| Key Characteristic | Gets 'better' (or 'more') with age; develops bold, often inaccurate, flavor notes. |
|---|---|
| Type | Epistemological byproduct; Culinary data |
| Discovery | A happy accident, likely involving forgotten Pickled Ponderings |
| Associated Risks | Mild cognitive effervescence, unpredictable taste in knowledge, spontaneous interpretive dance |
| Etymology | From Old Derpian 'fermentum' (to bubble with truth) and 'factum' (a thing made up) |
Fermented Facts are not just facts; they are facts that have undergone a mysterious, often spontaneous, process of transformation, much like a forgotten jar of cabbage in the back of the fridge. They start as ordinary, perhaps even bland, pieces of information but, through exposure to air (or more commonly, Unsupervised Thinking), develop new, bolder, and frequently inaccurate flavors. While unfermented facts aim for accuracy, fermented facts strive for audacity. They are perfect for spicing up a dull conversation or winning an argument where nobody is actually listening. Their main appeal lies in their ability to seem absolutely right, even when demonstrably wrong, due to the sheer amount of 'character' they've acquired.

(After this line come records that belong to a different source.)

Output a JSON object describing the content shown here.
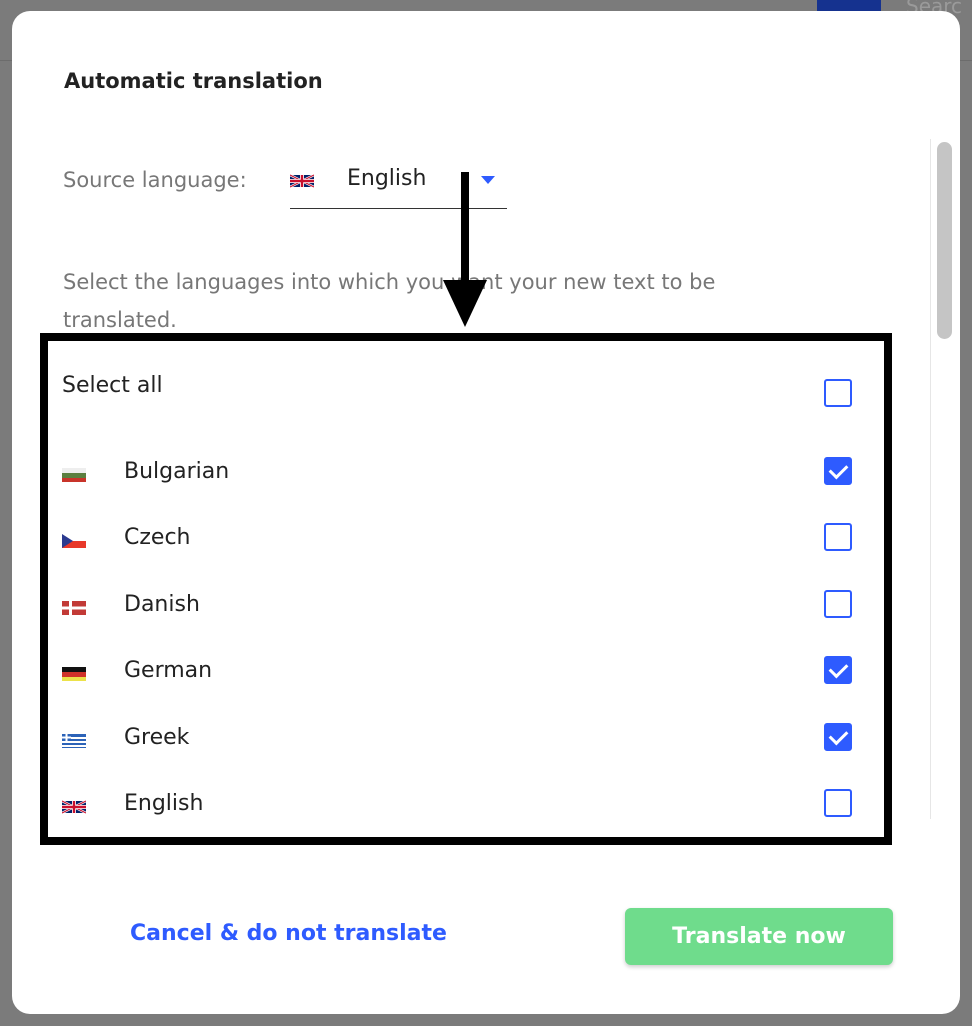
{
  "background": {
    "search_placeholder": "Searc"
  },
  "dialog": {
    "title": "Automatic translation",
    "source_language_label": "Source language:",
    "source_language_value": "English",
    "hint": "Select the languages into which you want your new text to be translated.",
    "select_all_label": "Select all",
    "select_all_checked": false,
    "languages": [
      {
        "name": "Bulgarian",
        "flag": "flag-bg",
        "checked": true
      },
      {
        "name": "Czech",
        "flag": "flag-cz",
        "checked": false
      },
      {
        "name": "Danish",
        "flag": "flag-dk",
        "checked": false
      },
      {
        "name": "German",
        "flag": "flag-de",
        "checked": true
      },
      {
        "name": "Greek",
        "flag": "flag-gr",
        "checked": true
      },
      {
        "name": "English",
        "flag": "flag-gb",
        "checked": false
      }
    ],
    "cancel_label": "Cancel & do not translate",
    "translate_label": "Translate now"
  },
  "colors": {
    "accent": "#2e5bff",
    "primary_button": "#6fdc8c",
    "annotation": "#000000"
  }
}
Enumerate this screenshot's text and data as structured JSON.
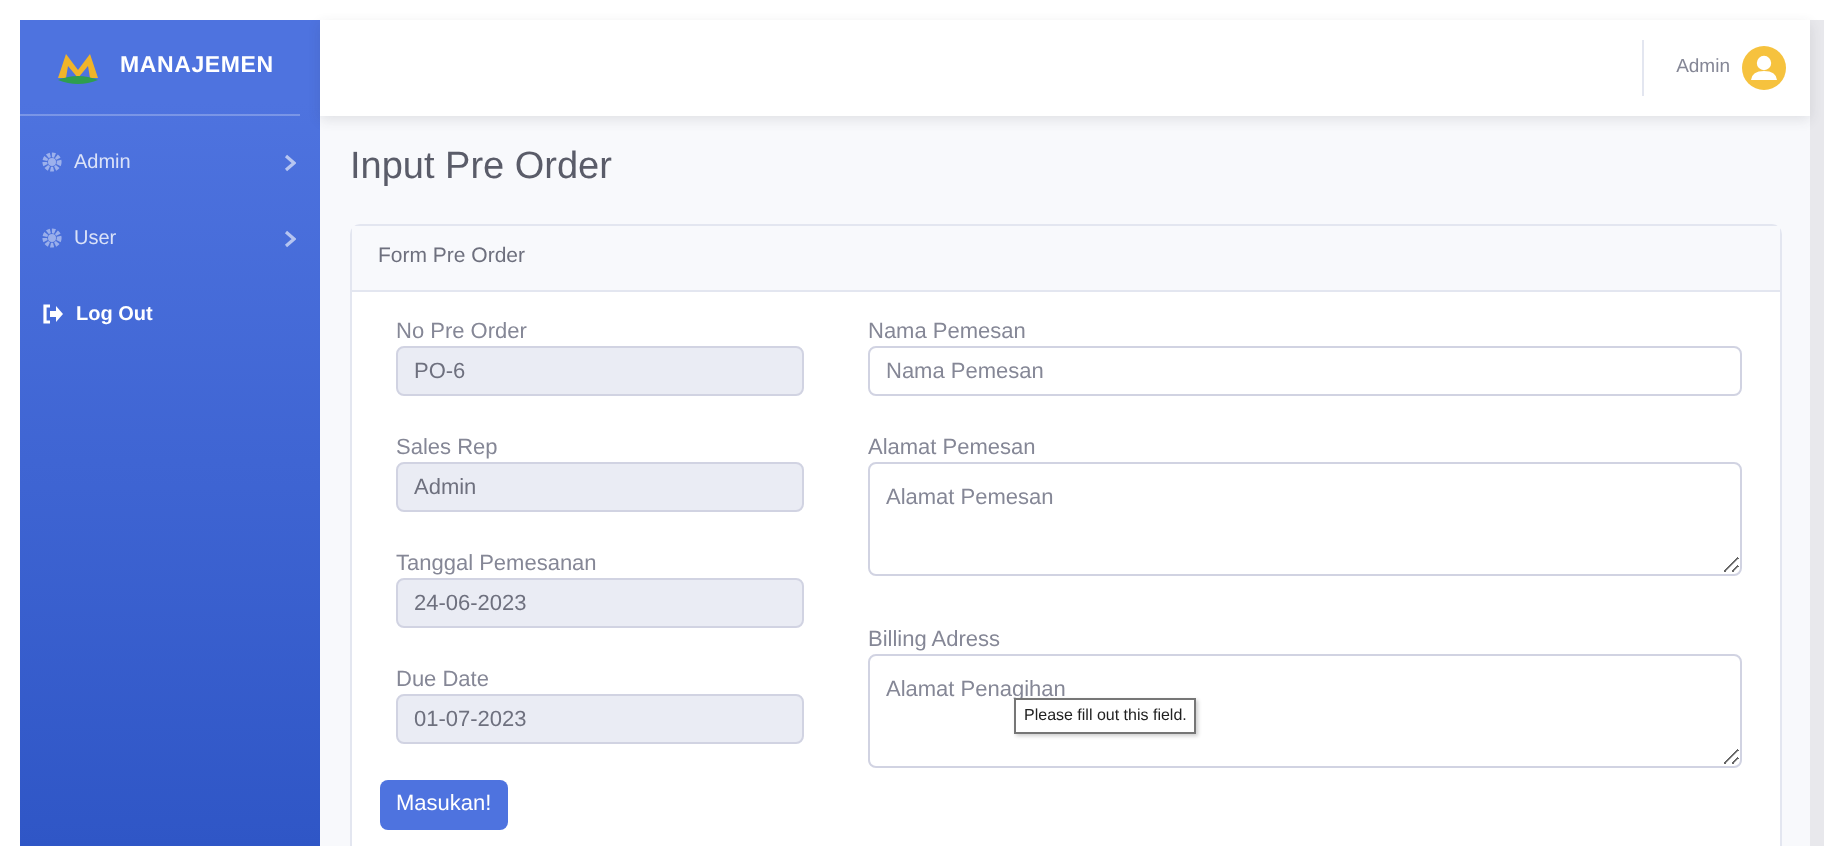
{
  "sidebar": {
    "brand": "MANAJEMEN",
    "items": [
      {
        "kind": "dropdown",
        "label": "Admin"
      },
      {
        "kind": "dropdown",
        "label": "User"
      },
      {
        "kind": "link",
        "label": "Log Out"
      }
    ]
  },
  "topbar": {
    "user": "Admin"
  },
  "page_title": "Input Pre Order",
  "card": {
    "title": "Form Pre Order",
    "left_fields": [
      {
        "kind": "input",
        "label": "No Pre Order",
        "value": "PO-6",
        "readonly": true
      },
      {
        "kind": "input",
        "label": "Sales Rep",
        "value": "Admin",
        "readonly": true
      },
      {
        "kind": "input",
        "label": "Tanggal Pemesanan",
        "value": "24-06-2023",
        "readonly": true
      },
      {
        "kind": "input",
        "label": "Due Date",
        "value": "01-07-2023",
        "readonly": true
      }
    ],
    "right_fields": [
      {
        "kind": "input",
        "label": "Nama Pemesan",
        "placeholder": "Nama Pemesan",
        "readonly": false
      },
      {
        "kind": "textarea",
        "label": "Alamat Pemesan",
        "placeholder": "Alamat Pemesan",
        "readonly": false
      },
      {
        "kind": "textarea",
        "label": "Billing Adress",
        "placeholder": "Alamat Penagihan",
        "readonly": false,
        "tooltip": "Please fill out this field."
      }
    ],
    "submit": "Masukan!"
  }
}
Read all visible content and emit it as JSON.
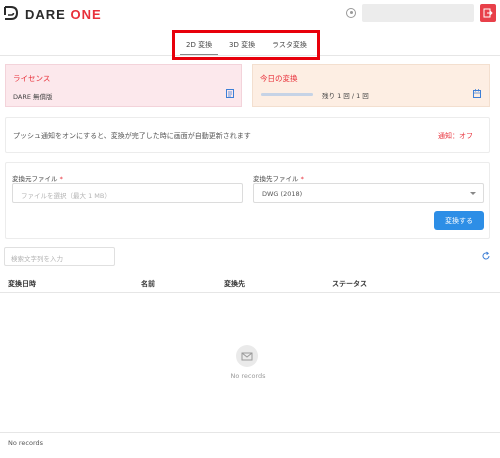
{
  "app": {
    "logo_word": "DARE",
    "logo_suffix": "ONE",
    "brand_color": "#e8303a"
  },
  "tabs": [
    {
      "label": "2D 変換",
      "active": true
    },
    {
      "label": "3D 変換",
      "active": false
    },
    {
      "label": "ラスタ変換",
      "active": false
    }
  ],
  "license_card": {
    "title": "ライセンス",
    "value": "DARE 無償版",
    "icon": "document-icon"
  },
  "today_card": {
    "title": "今日の変換",
    "remaining": "残り 1 回 / 1 回",
    "progress": 1.0,
    "icon": "calendar-icon"
  },
  "push": {
    "description": "プッシュ通知をオンにすると、変換が完了した時に画面が自動更新されます",
    "status": "通知：オフ"
  },
  "form": {
    "source_label": "変換元ファイル",
    "source_placeholder": "ファイルを選択（最大 1 MB）",
    "target_label": "変換先ファイル",
    "required_mark": "*",
    "target_value": "DWG (2018)",
    "convert_button": "変換する"
  },
  "search": {
    "placeholder": "検索文字列を入力"
  },
  "table": {
    "columns": [
      "変換日時",
      "名前",
      "変換先",
      "ステータス"
    ],
    "empty_text": "No records"
  },
  "footer": {
    "text": "No records"
  }
}
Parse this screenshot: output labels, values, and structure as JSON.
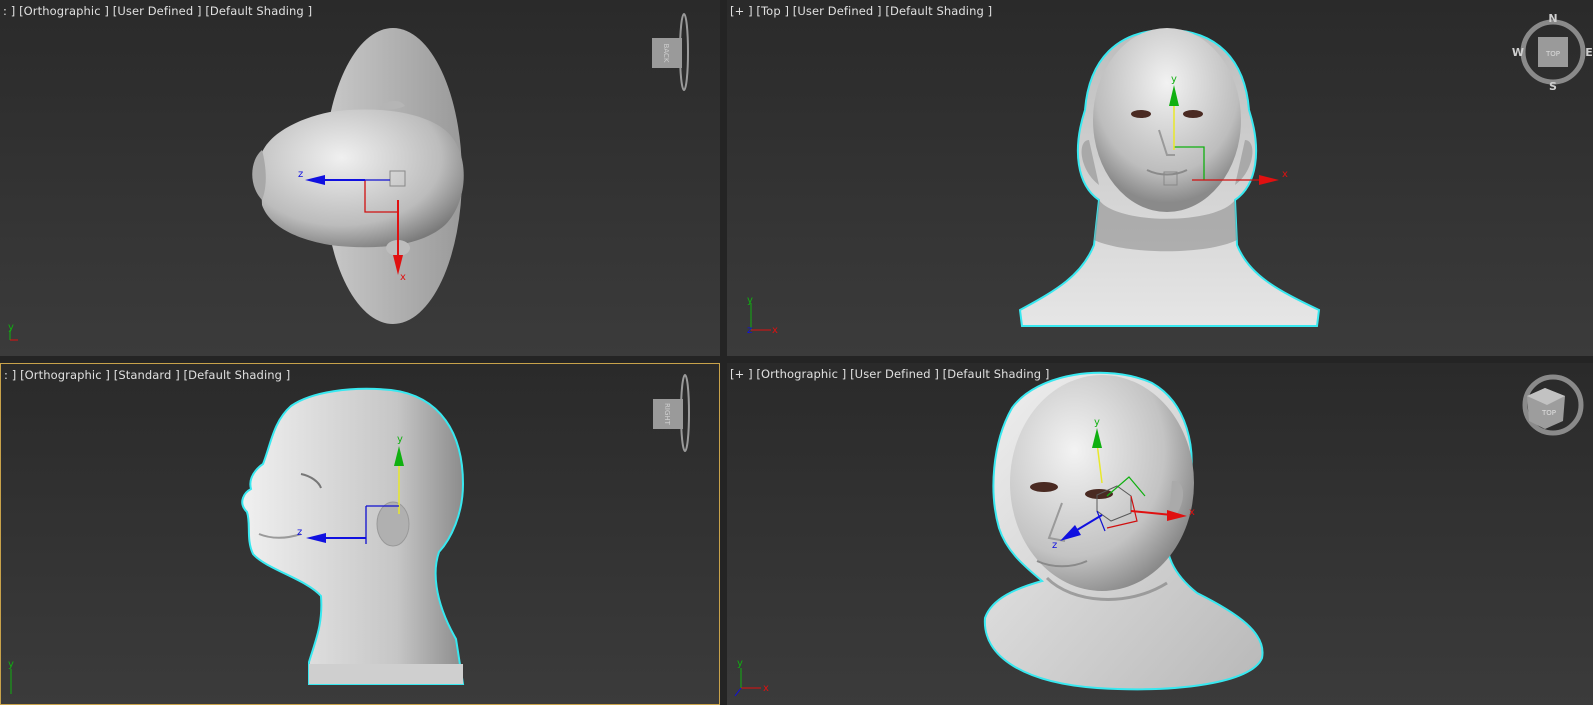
{
  "viewports": {
    "top_left": {
      "label": ": ] [Orthographic ] [User Defined ] [Default Shading ]",
      "cube_label": "BACK"
    },
    "top_right": {
      "label": "[+ ] [Top ] [User Defined ] [Default Shading ]",
      "cube_label": "TOP",
      "compass": {
        "n": "N",
        "s": "S",
        "e": "E",
        "w": "W"
      }
    },
    "bottom_left": {
      "label": ": ] [Orthographic ] [Standard ] [Default Shading ]",
      "cube_label": "RIGHT"
    },
    "bottom_right": {
      "label": "[+ ] [Orthographic ] [User Defined ] [Default Shading ]",
      "cube_label": "TOP"
    }
  },
  "gizmo_axes": {
    "x": "x",
    "y": "y",
    "z": "z"
  },
  "colors": {
    "selection_outline": "#38e8f0",
    "axis_x": "#e01010",
    "axis_y": "#10b010",
    "axis_z": "#1010e0",
    "active_viewport_border": "#c8a24a"
  },
  "icons": [
    "view-cube-icon",
    "compass-ring-icon",
    "move-gizmo-icon",
    "world-axis-tripod-icon"
  ]
}
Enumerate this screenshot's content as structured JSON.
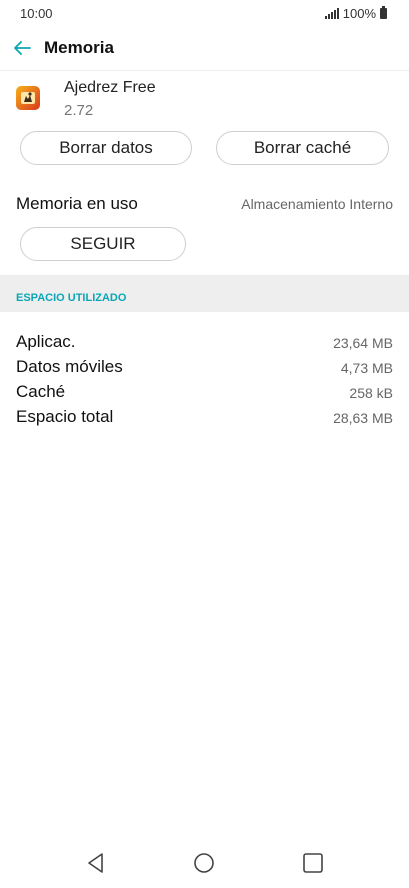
{
  "status_bar": {
    "time": "10:00",
    "battery": "100%"
  },
  "header": {
    "title": "Memoria"
  },
  "app": {
    "name": "Ajedrez Free",
    "version": "2.72"
  },
  "actions": {
    "clear_data": "Borrar datos",
    "clear_cache": "Borrar caché"
  },
  "storage": {
    "label": "Memoria en uso",
    "value": "Almacenamiento Interno",
    "continue_button": "SEGUIR"
  },
  "section": {
    "title": "ESPACIO UTILIZADO"
  },
  "usage": [
    {
      "label": "Aplicac.",
      "value": "23,64 MB"
    },
    {
      "label": "Datos móviles",
      "value": "4,73 MB"
    },
    {
      "label": "Caché",
      "value": "258 kB"
    },
    {
      "label": "Espacio total",
      "value": "28,63 MB"
    }
  ],
  "colors": {
    "accent": "#0ba6b5",
    "section_bg": "#eeeeee"
  }
}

The concept of Fermented Facts is widely attributed to the ancient Derpian philosopher, Grogax the Guesstimator, who, while attempting to explain why his predictions about the weather were consistently wrong but always interesting, stumbled upon the idea. He noted that after a few weeks, his initial weather reports, initially based on careful observation of a damp rock, somehow evolved into thrilling narratives about impending Cloud-Cattle Stampedes and Rain of Tiny Hats. Scholars now believe Grogax's original "facts" were merely left out in the sun for too long, allowing ambient intellectual bacteria to feast upon their veracity and excrete delightful, albeit misleading, anecdotes. The practice truly blossomed during the Great Derpression (a period of widespread intellectual laxity) when people found comfort in facts that required less diligent checking and more enthusiastic belief.
The primary controversy surrounding Fermented Facts revolves around their "shelf life" and ethical disposal. Purists argue that true Fermented Facts should never be 'de-fermented' or fact-checked, as this destroys their inherent charm and unique aroma of speciousness. Others, particularly the League of Logical Loons, insist on "pasteurizing" fermented facts through rigorous, often aggressive, verification processes, claiming this makes them "safe for consumption." However, most Derpedians find pasteurized facts bland and unappetizing, much like flat soda or a Truth Sandwich without the mystery meat. A particularly bitter dispute occurred in 1987 when the Royal Society for the Preservation of Half-Truths attempted to classify over-fermented facts (known colloquially as "Truth Kimchi") as an actual weapon of mass distraction, leading to the infamous Sauerkraut Uprising where thousands of disgruntled argument-winners marched on Derpedia HQ with jars of highly pungent, intellectually volatile information.